Homilia no IV Domingo do Advento B 2023
1.“O Senhor anuncia que te vai fazer uma casa”(2 Sm 7,11). Não é uma promessa de campanha eleitoral, num ano fortemente marcado pela crise da habitação. A casa faz parte dos três T’s, que o Papa Francisco acentua como direitos fundamentais da pessoa humana: uma terra, um teto e um trabalho. Falemos do teto, da casa. No coração de cada pessoa habita o desejo de uma casa, o grande anseio pela própria casa: que seja sólida e aonde se possa voltar com alegria; uma casa, onde com júbilo se possa receber cada hóspede que chegar. Há, em nós, o sonho de uma casa, em que o pão quotidiano seja o amor, o perdão, a necessidade de compreensão, em que a verdade seja a fonte da qual brota a paz do coração. É a nostalgia de uma casa, da qual se possa sentir orgulho e cujo desmoronamento nunca seja preciso chorar. Este sonho não é senão a projeção do desejo de uma vida plena, feliz, bem-sucedida. Não tenhamos medo desta aspiração. Por isso é que nós, por mais voltas que demos pelo mundo, em passeio, em trabalho, por fim, queremos sempre voltar a casa. Pedro Abrunhosa canta isto de uma forma extraordinária, quando diz: “Quero ir para casa | Embarcar num golpe de asa | Pisar a terra em brasa | Que a noite já aí vem. || Quero voltar | Para os braços da minha mãe | Quero voltar | Para os braços da minha mãe”.
2. Deus também quer habitar a nossa casa, por dentro. Por isso, o anúncio do Anjo a Maria acontece em sua casa. “O Anjo entrou em casa dela” (Lc 1,28). Em casa, na intimidade e na normalidade da vida doméstica. Não é um anúncio feito com incenso no Templo, como a Zacarias, mas tem lugar em sua casa. Estar na sua casa, recolhida em Si, para dar atenção a quem chega, é para Maria o modo mais adequado de receber o grande Hóspede. A casa é, de facto, o lugar, onde se faz a unidade entre o que está dentro e o que está fora, entre o que se acolhe e o que se recolhe. Como mulher grávida, Maria é a morada onde se opera o mais alto recolhimento hospitaleiro: o de uma nova vida. As mães são sempre a nossa primeira casa, por isso, dizer “quero ir para casa” é praticamente dizer “quero voltar para os braços de minha mãe”. Atenta e acolhedora, recolhida e hospitaleira, Maria torna-se verdadeiramente a Casa de Deus. É belo pensarmos que Deus não perpassa unicamente nas liturgias solenes das Igrejas, nas jornadas mundiais da juventude, mas também e sobretudo na vida comum, no quotidiano da nossa família. A casa não é apenas o lugar onde habitamos e restauramos as nossas forças: é a porta aberta para o infinito, porque Deus fala-nos sobretudo no lugar onde somos nós mesmos, em silêncio e à escuta, com atenção livre. A casa é o primeiro lugar da proximidade de Deus.

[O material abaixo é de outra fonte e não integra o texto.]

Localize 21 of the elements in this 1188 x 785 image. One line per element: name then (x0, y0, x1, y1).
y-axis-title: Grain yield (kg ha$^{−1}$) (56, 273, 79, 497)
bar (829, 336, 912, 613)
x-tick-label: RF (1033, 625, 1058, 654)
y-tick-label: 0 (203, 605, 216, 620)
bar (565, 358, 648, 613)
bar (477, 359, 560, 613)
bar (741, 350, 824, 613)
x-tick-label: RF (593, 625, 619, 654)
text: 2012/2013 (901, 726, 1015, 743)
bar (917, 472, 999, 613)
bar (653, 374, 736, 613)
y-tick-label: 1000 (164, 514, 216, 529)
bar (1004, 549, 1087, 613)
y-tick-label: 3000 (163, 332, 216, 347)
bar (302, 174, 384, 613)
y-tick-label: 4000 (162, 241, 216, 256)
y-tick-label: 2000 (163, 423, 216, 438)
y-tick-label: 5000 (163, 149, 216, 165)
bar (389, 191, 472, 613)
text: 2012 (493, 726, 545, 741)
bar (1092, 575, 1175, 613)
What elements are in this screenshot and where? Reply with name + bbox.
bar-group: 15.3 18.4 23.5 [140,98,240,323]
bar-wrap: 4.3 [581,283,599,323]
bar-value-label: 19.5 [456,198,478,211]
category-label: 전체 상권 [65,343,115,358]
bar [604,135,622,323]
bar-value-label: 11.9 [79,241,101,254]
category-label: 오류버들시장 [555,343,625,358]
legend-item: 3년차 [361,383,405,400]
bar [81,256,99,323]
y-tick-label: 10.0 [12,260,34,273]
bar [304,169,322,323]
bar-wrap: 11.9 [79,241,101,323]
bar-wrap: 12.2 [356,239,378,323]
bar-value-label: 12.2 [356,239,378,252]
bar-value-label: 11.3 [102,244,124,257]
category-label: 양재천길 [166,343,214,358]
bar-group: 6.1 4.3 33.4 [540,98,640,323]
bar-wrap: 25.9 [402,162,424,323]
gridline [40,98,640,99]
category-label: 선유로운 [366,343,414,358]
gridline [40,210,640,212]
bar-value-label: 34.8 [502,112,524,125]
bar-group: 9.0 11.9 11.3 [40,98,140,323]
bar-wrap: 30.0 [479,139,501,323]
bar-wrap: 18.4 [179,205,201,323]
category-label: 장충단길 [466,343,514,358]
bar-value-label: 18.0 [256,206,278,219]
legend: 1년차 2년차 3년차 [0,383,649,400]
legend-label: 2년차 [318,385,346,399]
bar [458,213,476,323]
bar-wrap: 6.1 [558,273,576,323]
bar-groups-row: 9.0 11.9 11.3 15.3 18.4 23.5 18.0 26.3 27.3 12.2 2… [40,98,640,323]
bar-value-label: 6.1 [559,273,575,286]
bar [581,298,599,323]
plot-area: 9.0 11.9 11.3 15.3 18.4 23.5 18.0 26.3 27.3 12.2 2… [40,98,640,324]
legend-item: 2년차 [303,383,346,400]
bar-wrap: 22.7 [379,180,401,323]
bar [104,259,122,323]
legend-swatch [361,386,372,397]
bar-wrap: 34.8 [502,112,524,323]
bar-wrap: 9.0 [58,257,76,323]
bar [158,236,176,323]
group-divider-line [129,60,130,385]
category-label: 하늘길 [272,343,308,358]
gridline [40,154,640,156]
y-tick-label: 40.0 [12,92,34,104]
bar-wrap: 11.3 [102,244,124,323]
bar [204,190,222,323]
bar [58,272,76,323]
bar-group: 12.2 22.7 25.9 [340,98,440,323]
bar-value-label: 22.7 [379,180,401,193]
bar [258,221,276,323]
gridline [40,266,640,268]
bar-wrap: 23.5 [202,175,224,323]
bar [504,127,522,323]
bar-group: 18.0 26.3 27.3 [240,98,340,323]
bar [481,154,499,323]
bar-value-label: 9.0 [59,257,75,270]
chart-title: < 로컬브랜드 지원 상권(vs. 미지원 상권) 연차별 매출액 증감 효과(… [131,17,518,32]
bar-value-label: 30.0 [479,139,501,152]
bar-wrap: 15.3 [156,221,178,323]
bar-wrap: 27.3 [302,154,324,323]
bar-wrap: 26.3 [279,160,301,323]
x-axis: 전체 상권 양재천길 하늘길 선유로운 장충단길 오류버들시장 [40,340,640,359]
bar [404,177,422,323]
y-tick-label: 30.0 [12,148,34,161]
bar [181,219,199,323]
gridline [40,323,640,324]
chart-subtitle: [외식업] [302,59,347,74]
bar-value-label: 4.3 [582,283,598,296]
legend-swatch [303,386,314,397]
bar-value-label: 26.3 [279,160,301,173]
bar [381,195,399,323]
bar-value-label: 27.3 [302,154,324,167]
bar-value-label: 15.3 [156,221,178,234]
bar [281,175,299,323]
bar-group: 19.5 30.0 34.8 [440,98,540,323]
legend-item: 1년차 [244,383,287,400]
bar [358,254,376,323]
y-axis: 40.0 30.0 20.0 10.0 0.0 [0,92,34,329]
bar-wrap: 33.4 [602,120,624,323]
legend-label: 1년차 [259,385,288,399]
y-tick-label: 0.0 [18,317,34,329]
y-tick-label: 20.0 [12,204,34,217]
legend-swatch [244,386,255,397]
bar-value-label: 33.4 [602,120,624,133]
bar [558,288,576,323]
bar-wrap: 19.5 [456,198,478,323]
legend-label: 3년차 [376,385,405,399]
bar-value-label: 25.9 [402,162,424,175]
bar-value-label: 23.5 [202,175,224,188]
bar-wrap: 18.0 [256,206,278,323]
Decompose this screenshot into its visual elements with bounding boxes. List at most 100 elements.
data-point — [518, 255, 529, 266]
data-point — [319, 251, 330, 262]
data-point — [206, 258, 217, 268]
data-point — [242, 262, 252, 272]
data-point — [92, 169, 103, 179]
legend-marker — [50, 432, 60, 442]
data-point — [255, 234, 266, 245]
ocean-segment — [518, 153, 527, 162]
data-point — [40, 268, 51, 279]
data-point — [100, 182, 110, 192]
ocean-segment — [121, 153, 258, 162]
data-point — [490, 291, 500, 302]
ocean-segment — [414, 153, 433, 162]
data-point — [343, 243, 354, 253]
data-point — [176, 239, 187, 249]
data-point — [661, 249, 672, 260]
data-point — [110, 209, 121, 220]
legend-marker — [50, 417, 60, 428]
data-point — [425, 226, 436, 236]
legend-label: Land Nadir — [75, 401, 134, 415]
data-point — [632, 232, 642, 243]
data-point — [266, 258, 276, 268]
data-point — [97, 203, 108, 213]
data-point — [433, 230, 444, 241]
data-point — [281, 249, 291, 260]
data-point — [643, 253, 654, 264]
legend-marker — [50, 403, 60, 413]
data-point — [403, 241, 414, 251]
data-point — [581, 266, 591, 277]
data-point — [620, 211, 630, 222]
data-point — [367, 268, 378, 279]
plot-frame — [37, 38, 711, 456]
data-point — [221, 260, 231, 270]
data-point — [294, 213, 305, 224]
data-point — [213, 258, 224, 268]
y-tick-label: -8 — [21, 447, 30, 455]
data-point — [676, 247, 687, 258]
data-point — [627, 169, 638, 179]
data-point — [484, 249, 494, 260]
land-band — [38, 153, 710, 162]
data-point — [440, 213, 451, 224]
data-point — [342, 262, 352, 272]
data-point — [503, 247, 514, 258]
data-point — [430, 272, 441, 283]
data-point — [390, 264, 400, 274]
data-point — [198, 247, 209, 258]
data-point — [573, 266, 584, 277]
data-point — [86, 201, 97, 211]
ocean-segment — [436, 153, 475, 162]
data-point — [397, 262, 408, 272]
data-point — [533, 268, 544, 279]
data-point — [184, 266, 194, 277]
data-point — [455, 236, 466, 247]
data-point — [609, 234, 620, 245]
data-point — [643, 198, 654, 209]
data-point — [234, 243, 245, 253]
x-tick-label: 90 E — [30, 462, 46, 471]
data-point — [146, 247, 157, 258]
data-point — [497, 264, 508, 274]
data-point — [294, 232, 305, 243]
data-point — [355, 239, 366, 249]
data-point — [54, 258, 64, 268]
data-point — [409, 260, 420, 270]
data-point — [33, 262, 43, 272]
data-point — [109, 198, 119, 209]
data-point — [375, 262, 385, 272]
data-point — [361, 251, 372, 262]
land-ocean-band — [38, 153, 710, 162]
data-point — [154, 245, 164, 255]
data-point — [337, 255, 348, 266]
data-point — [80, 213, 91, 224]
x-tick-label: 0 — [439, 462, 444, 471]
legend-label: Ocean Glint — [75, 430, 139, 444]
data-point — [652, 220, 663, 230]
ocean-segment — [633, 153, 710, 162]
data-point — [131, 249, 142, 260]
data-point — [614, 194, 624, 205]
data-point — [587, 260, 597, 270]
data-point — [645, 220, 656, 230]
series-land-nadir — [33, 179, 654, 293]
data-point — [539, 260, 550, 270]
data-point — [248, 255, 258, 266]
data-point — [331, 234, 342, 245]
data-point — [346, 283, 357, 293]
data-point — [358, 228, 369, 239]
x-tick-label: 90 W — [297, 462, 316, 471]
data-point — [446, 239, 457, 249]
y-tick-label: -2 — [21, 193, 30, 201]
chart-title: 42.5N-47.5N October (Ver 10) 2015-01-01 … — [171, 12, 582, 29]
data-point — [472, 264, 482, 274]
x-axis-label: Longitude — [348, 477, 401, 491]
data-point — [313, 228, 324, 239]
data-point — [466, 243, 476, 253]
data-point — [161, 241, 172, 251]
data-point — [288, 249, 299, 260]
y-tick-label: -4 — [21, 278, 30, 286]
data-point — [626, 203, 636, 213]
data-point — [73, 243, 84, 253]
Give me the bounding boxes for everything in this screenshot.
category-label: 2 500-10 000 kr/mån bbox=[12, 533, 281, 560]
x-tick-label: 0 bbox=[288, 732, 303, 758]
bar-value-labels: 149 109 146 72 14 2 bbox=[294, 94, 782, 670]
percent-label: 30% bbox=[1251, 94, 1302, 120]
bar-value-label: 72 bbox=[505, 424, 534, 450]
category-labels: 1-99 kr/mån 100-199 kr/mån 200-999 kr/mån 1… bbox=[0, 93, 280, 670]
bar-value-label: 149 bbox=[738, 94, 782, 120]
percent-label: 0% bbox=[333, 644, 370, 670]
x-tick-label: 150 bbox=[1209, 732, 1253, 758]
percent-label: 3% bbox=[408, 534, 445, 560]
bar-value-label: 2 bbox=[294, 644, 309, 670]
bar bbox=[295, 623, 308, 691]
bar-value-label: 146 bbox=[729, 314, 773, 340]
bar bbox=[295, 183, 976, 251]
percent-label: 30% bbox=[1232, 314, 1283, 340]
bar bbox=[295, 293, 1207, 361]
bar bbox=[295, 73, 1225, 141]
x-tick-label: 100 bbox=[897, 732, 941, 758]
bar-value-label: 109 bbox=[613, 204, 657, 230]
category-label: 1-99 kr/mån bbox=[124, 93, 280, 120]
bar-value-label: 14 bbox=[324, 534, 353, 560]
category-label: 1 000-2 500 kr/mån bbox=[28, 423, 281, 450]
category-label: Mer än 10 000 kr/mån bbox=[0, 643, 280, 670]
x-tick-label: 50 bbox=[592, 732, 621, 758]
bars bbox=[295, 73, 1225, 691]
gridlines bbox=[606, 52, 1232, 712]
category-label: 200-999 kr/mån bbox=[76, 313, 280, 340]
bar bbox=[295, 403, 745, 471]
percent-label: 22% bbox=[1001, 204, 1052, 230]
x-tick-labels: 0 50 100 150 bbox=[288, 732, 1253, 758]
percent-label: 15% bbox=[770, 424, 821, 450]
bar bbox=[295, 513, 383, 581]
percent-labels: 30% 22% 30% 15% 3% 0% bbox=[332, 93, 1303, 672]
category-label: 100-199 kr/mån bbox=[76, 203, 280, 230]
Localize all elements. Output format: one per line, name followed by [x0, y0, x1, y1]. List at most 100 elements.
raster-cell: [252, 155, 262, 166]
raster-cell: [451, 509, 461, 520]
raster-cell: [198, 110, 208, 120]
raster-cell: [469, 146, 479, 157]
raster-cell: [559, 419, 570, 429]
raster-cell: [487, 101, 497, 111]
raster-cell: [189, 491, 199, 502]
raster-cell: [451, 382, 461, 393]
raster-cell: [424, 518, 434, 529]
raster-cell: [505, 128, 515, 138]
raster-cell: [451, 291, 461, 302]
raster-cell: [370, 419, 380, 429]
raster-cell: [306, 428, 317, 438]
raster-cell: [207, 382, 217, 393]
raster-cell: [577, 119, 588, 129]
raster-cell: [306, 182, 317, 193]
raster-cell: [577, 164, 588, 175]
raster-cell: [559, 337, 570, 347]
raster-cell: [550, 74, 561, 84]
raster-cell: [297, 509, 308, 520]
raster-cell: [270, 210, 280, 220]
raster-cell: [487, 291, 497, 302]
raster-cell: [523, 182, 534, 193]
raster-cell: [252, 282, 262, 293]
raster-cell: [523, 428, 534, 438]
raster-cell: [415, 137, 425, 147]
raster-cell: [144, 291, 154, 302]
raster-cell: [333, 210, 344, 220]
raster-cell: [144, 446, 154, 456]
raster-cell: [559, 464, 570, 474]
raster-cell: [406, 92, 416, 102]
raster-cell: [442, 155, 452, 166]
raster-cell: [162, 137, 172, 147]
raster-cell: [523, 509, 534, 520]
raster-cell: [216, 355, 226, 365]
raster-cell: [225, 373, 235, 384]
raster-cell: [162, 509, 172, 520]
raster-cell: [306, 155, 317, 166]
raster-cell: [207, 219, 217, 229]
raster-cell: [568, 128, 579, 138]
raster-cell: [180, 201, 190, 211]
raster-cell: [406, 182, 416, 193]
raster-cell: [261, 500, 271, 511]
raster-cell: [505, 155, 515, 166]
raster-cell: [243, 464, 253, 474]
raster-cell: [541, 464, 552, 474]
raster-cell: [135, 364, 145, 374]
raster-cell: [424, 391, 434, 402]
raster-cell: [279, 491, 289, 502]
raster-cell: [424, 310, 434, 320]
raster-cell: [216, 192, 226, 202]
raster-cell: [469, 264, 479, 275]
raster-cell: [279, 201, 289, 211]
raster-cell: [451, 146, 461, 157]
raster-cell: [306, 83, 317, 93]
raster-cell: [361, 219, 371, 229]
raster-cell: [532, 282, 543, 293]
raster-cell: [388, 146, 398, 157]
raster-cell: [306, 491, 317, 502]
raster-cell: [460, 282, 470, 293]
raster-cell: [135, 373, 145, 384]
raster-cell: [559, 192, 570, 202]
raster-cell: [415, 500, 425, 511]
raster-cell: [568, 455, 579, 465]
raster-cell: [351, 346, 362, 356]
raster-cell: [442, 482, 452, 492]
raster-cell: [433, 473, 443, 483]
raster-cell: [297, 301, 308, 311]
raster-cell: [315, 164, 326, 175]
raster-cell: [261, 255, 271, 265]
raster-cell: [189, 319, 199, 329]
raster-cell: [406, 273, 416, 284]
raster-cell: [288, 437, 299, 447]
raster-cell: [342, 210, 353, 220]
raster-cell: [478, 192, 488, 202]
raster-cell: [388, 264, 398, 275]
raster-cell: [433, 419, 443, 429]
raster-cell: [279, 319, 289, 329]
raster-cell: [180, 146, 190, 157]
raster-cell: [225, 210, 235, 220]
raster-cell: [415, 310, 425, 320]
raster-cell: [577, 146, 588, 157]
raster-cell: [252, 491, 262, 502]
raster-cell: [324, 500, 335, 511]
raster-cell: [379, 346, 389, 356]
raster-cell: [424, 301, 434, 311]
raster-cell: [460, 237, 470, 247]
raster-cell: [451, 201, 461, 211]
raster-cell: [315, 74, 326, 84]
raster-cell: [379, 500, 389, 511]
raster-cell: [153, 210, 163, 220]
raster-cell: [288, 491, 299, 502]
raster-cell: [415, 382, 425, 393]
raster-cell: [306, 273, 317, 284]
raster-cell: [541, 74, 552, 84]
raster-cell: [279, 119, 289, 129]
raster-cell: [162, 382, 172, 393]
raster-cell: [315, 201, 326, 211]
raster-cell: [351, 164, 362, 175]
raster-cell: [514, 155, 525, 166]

3. Sabemos que depois da Anunciação, Maria levantou-Se e foi ao encontro de Isabel, numa visitação de três meses. Podemos imaginar que, findo esse tempo, também Maria sentiu nostalgia e viveu a alegria de voltar a sua casa, de voltar a Nazaré, de voltar à sua terra, às suas gentes, às suas raízes, mesmo se os imprevistos do recenseamento A levaram depois para o parto em Belém. Neste IV Domingo do Advento (quase morre à nascença!), somos desafiados a viver esta alegria do regresso a casa. Porque é lá, em casa, que a fé começa por ser significativa, nos dias de festa e nos dias de lágrimas. É lá na casa, onde a vida celebra a sua festa. É lá que se pode encontrar Deus nos gestos; é lá em casa que se pode falar ao coração; é lá, em casa, que a vida nasce e é guardada e cresce em idade, sabedoria e graça. Bem dizia um velho anúncio publicitário (2011): “a felicidade vem de dentro de casa. Viva mais a sua casa”!
É aí mesmo, na sua Casa, que Deus quer vir, nascer e acontecer. Procuremos fazer parte dos presentes e viver a alegria de voltar a casa, a alegria de voltar às raízes. Façamos chegar esta alegria à casa de cada um com um sorriso, com um gesto bom, com uma pequena ajuda, dando, se necessário, um passo de perdão! Vamos, pois com alegria até casa, à casa de cada um, sem esquecer esta Casa onde estamos, sem esquecer a nossa Casa Comum! Vamos com alegria. Vamos todos a Belém.